PATENT ANSYRi1CHR: i. Method for generating gas-free steam by means of a steam generator with a submerged flame burning in the liquid to be evaporated and an evaporator connected to the container of the submerged flame, in which the liquid escaping from the heater (b) forms gas-free steam, characterized in that in the for generating gas-free vapor serving evaporation space (g, la) further heat is introduced. 2. The method according to claim i, characterized in that the additional heat which the amount of steam supplied from the evaporation chamber (h) is transferred to the liquid used to generate this amount of steam in the evaporation chamber directly through a furnace (u). 3. @@ 'learn according to claim i and characterized in that the additional heat to the liquid in the evaporation chamber (g, 7r) is transferred indirectly through a heat transfer medium.
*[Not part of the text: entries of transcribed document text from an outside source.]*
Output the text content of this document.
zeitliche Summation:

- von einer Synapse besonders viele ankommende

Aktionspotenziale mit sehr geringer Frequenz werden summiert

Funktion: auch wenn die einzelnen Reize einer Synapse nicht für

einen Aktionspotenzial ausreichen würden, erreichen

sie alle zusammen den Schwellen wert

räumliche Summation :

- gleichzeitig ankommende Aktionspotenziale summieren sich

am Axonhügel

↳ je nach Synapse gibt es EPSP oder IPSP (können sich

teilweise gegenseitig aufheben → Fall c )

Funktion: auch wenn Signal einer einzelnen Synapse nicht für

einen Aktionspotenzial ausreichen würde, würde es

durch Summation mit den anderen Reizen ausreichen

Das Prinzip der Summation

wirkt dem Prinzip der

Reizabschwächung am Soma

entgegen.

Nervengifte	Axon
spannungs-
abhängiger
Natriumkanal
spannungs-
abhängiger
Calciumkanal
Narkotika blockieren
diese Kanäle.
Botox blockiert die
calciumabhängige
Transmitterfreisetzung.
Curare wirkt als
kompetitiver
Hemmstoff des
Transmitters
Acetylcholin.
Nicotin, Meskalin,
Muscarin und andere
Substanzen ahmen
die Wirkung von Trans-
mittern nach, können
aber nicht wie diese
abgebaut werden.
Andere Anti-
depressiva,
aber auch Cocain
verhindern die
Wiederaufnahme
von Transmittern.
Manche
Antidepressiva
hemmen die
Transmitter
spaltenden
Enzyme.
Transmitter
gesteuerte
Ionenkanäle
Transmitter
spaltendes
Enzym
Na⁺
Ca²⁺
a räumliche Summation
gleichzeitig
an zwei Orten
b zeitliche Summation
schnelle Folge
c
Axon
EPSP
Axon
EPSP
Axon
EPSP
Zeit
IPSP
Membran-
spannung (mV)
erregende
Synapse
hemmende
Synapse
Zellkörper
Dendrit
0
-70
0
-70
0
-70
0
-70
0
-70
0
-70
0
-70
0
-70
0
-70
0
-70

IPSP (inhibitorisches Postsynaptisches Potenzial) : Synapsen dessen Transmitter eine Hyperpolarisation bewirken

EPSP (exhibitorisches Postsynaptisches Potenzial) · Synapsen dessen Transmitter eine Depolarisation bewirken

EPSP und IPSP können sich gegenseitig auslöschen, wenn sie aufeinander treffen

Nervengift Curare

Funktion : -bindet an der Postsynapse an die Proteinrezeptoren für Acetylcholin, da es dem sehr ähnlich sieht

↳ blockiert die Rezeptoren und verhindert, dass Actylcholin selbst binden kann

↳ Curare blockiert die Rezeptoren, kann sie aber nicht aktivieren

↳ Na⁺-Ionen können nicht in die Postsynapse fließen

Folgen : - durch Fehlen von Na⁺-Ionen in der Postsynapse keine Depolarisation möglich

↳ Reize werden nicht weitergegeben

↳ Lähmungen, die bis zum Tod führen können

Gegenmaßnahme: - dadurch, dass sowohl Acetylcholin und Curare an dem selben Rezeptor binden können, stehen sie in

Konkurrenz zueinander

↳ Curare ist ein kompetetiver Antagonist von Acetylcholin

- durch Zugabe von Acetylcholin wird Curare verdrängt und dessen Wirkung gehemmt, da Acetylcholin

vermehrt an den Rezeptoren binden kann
Plant for carrying out the method according to claims i and 3, characterized by a heat pump (q) which compresses steam removed from the evaporation chamber (h) to generate the additional heat and presses the compressed steam into the liquid in the evaporation chamber (1a) for steam generation . 5. Plant according to claim q. for locomotives, mining hoists etc. Like. In which energy is temporarily to be braked, characterized in that the machine of the locomotive or the conveyor can be coupled to the heat pump in order to use the temporarily available energy to drive heat pumps.